The President of the United States has declared a ceasefire with Iran “over,” launched more than 170 strikes across Iranian territory, renewed his claim on Greenland, threatened to withdraw all American troops from Europe, and ordered an immediate halt to all trade with Spain, the country Belgium happens to play in the World Cup quarterfinals on Saturday.

The White House insists these developments are unrelated to Monday's 4–1 defeat at the hands of Belgium in Seattle, a loss that eliminated the United States from a World Cup it is co-hosting. Diplomats at the NATO summit in Ankara are reportedly less convinced.

“There is no connection between the President's foreign policy decisions and a football match,” a White House spokesperson said on Wednesday, before adding, unprompted, that the referee “clearly made several questionable calls” and that the Balogun situation “proved we were right all along.”

The sequence of events has been difficult for analysts to dismiss as coincidence.
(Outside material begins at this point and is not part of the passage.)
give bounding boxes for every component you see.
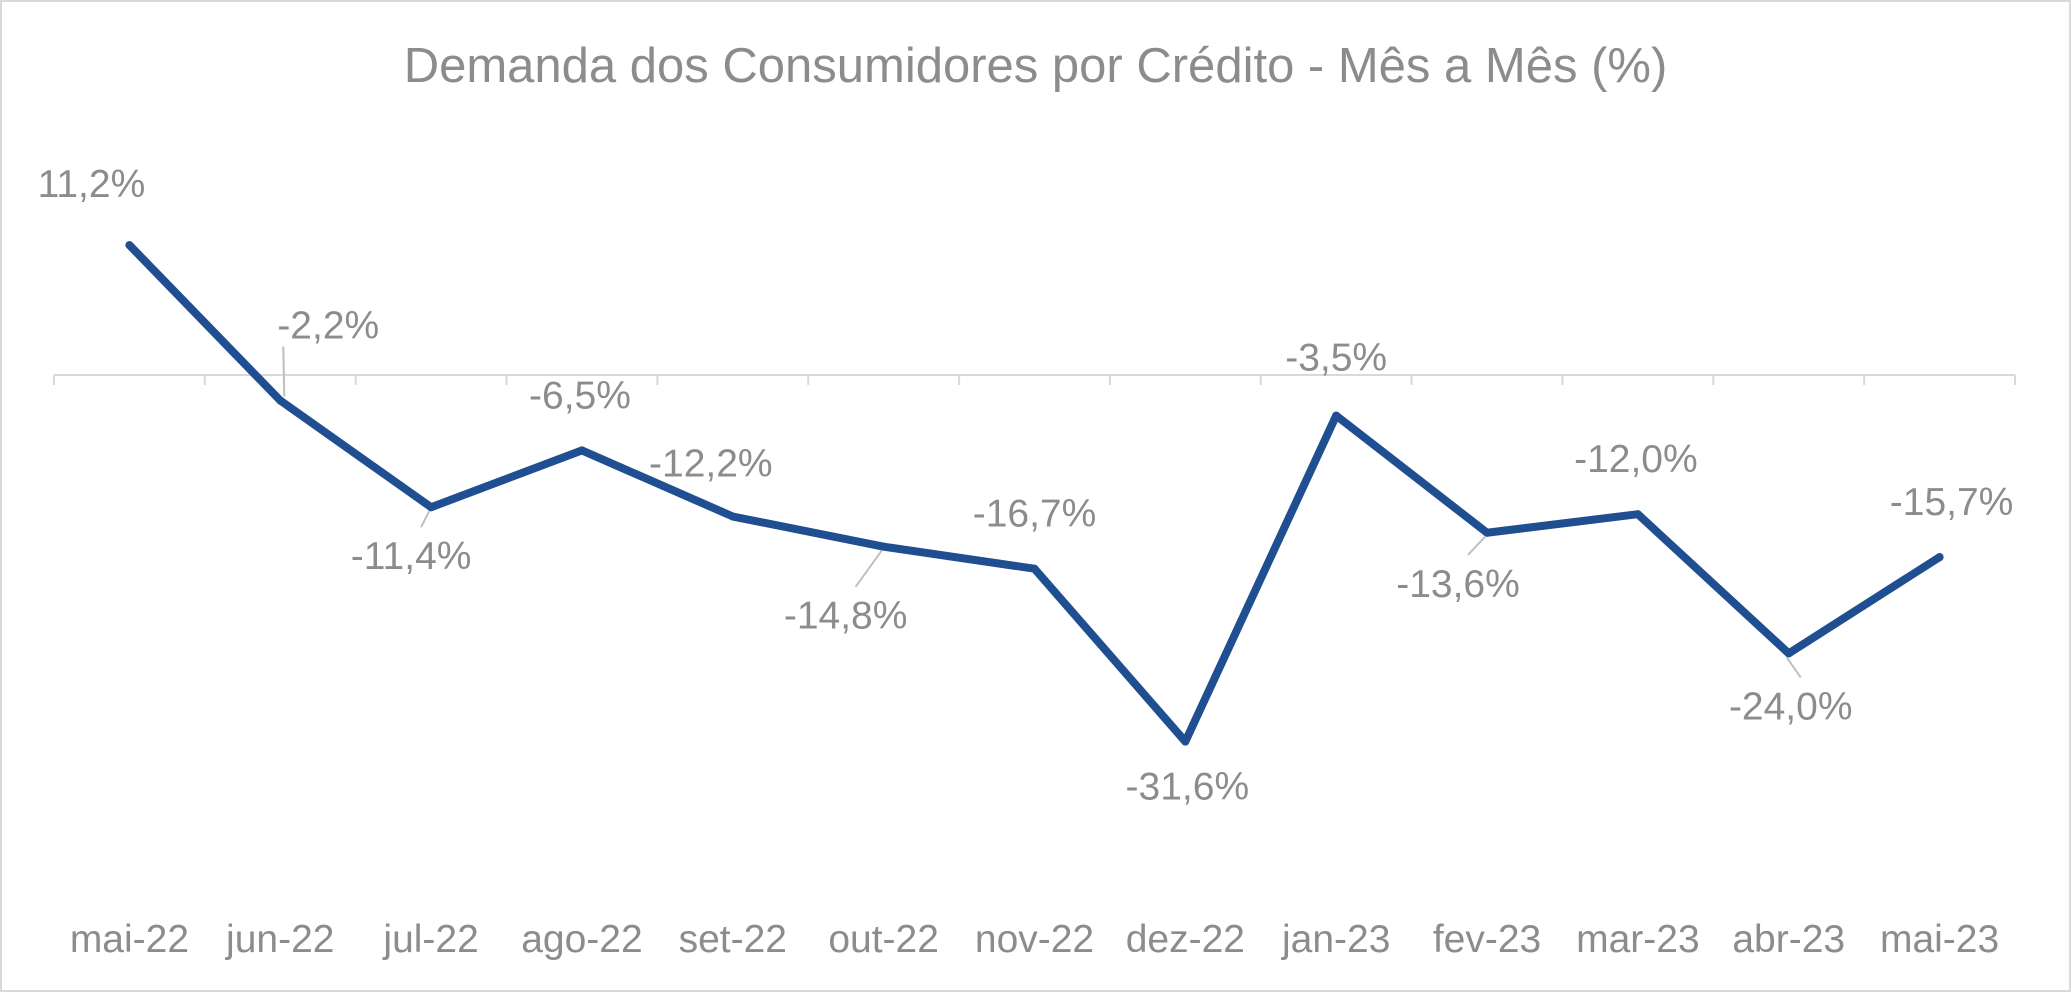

On Monday evening, Belgium dismantled the United States in front of 69,000 fans at Lumen Field, with Belgian players celebrating their fourth goal by performing what was widely identified as an imitation of the President's signature rally dance. The Royal Belgian Football Association posted “Overturn this” to social media within minutes of the final whistle.

The ceasefire, overturned

By Tuesday morning, the President was in Ankara for the NATO summit. Within hours, he had declared the fragile Iran ceasefire “over,” three weeks after describing it as “unconditional surrender,” and authorised a fresh wave of strikes on more than 80 Iranian targets, including ports, airports, and military installations.

“We hit them very hard last night,” Trump told reporters on Wednesday. “Probably hit them hard again tonight.” When asked whether the timing was related to domestic frustration over the World Cup exit, the President responded: “I don't even know what that is. I don't watch soccer. Nobody watches soccer.”
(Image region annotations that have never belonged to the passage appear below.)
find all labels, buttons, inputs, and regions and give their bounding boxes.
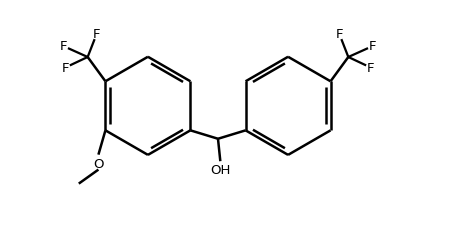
Text: F: F <box>92 28 100 41</box>
Text: F: F <box>367 62 374 75</box>
Text: OH: OH <box>210 164 230 177</box>
Text: F: F <box>62 62 69 75</box>
Text: F: F <box>336 28 344 41</box>
Text: F: F <box>59 40 67 53</box>
Text: F: F <box>369 40 376 53</box>
Text: O: O <box>93 158 104 171</box>
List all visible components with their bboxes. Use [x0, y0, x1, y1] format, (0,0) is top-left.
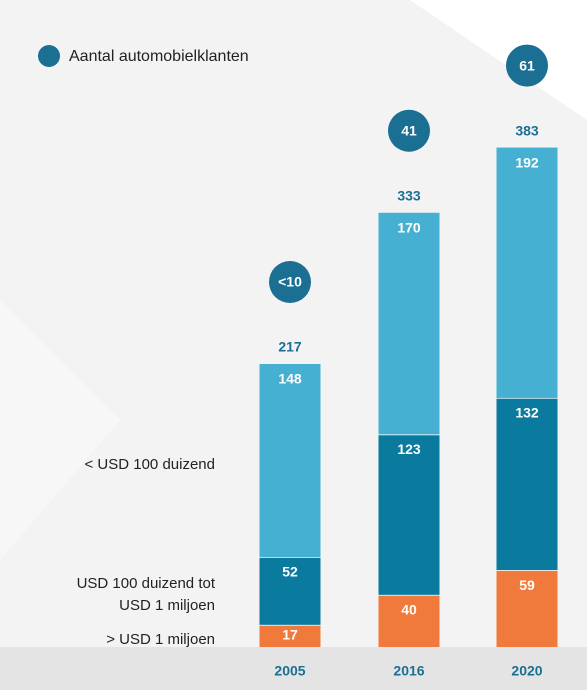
- legend-marker: [38, 45, 60, 67]
- bar-segment: [496, 570, 558, 647]
- bar-segment: [496, 147, 558, 398]
- legend-label: Aantal automobielklanten: [69, 48, 249, 65]
- background-shade: [410, 0, 587, 120]
- customer-label: <10: [278, 274, 302, 290]
- segment-label: 52: [282, 564, 298, 580]
- segment-label: 59: [519, 577, 535, 593]
- x-tick-label: 2005: [274, 663, 305, 679]
- customer-label: 41: [401, 122, 417, 138]
- segment-label: 132: [515, 405, 539, 421]
- segment-label: 148: [278, 371, 302, 387]
- total-label: 333: [397, 187, 421, 203]
- bar-segment: [259, 364, 321, 558]
- bar-segment: [378, 212, 440, 435]
- background-shade: [0, 300, 120, 690]
- category-band: [0, 647, 587, 690]
- bar-segment: [378, 434, 440, 595]
- segment-label: 192: [515, 154, 539, 170]
- segment-label: 123: [397, 441, 421, 457]
- bar-segment: [259, 624, 321, 647]
- segment-label: 170: [397, 219, 421, 235]
- customer-badge: [506, 44, 548, 87]
- total-label: 217: [278, 339, 302, 355]
- total-label: 383: [515, 122, 539, 138]
- series-label: > USD 1 miljoen: [106, 630, 215, 648]
- segment-label: 40: [401, 602, 417, 618]
- customer-label: 61: [519, 57, 535, 73]
- customer-badge: [269, 261, 311, 304]
- x-tick-label: 2020: [511, 663, 542, 679]
- customer-badge: [388, 109, 430, 152]
- series-label: USD 100 duizend tot USD 1 miljoen: [76, 574, 215, 614]
- x-tick-label: 2016: [393, 663, 424, 679]
- series-label: < USD 100 duizend: [84, 455, 215, 473]
- segment-label: 17: [282, 627, 298, 643]
- bar-segment: [259, 557, 321, 625]
- bar-segment: [378, 594, 440, 647]
- bar-segment: [496, 397, 558, 571]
Viewership data from Fox, which holds US broadcast rights, suggests otherwise.

Greenland, again

The Greenland escalation followed a pattern familiar to NATO allies but striking in its intensity. The President told reporters that the Arctic territory “should be controlled by the United States, not by Denmark,” and threatened to withdraw all American soldiers from Europe if Denmark continued to resist. Danish Prime Minister Mette Frederiksen responded that Denmark was “ready to defend every inch of NATO, including our own territory.” She did not comment on the football.
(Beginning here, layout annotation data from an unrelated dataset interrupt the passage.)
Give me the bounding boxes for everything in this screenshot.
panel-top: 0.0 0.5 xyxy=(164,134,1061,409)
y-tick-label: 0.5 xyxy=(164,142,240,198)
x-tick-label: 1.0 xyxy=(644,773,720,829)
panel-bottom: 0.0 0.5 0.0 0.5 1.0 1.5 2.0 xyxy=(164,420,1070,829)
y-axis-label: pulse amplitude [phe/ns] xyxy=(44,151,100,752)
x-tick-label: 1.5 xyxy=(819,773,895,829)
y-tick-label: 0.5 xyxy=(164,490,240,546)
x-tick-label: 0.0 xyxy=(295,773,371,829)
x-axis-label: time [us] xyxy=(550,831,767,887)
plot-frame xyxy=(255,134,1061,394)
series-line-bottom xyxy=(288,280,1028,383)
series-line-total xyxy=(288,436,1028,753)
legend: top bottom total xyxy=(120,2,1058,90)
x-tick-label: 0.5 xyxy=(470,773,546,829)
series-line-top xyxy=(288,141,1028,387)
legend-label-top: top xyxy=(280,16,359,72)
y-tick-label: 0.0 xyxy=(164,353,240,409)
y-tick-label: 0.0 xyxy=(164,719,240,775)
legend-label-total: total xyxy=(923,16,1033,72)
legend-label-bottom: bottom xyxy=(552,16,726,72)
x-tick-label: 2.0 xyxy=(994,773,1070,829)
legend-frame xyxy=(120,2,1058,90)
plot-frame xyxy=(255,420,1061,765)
“I'm very upset with NATO.” President Trump, in a statement analysts said could refer to defence spending, Iran, Greenland, or the fact that seven NATO member states had already congratulated Belgium

Belgium itself was singled out in NATO's own spending data, released on the summit's opening day, as one of four countries failing to meet even the old 2% GDP defence spending target. The timing of this revelation, hours after Belgium knocked the United States out of the World Cup, was described by one European diplomat as “either spectacularly bad luck or spectacularly targeted.”

The Spain situation

But it is the Spain situation that has drawn the most attention in World Cup circles. On Wednesday, Trump described Spain, which Belgium faces in the quarterfinals on Saturday at SoFi Stadium, as “a terrible partner in NATO” and ordered Treasury Secretary Scott Bessent to halt all US trade with the country. Spain's offences, according to the President, include insufficient defence spending, refusal to grant airspace for Iran operations, and what he described as a general attitude of being “not helpful.”

Belgian football fans have noted that declaring economic war on your team's upcoming opponent is, at minimum, an unusual form of pre-match analysis.

The Spanish government responded that it was treating Trump's statements as “business as usual,” a phrase that diplomats in Brussels interpreted as both admirably restrained and technically accurate.

The cumulative picture

The cumulative effect of the 48-hour NATO summit has been a diplomatic landscape that appears, to outside observers, to have been shaped entirely by a Round of 16 football match. The President entered Ankara having just witnessed his country's elimination from its own World Cup, a tournament in which he had personally intervened to reinstate a banned striker, who then failed to make an impact, and left having destabilised three bilateral relationships, launched a new round of Middle Eastern strikes, and publicly described at least four NATO allies as ungrateful.

The Belgian government has not issued a formal response to any of the summit's developments, though sources in Brussels say the Ministry of Foreign Affairs has begun drafting a contingency plan in case the President attempts to revoke Belgium's NATO membership by executive order following the quarterfinal.

“We're monitoring the situation,” a Belgian diplomatic source said. “If we beat Spain on Saturday, we expect him to invade Wallonia by Monday.”

The quarterfinal kicks off at 18:00 CET on Saturday. Iran has not commented on whether its ceasefire was also a casualty of the scoreline in Seattle, though a spokesperson for the Iranian mission to the United Nations was quoted as saying: “Four-one is four-one. We understand the frustration.”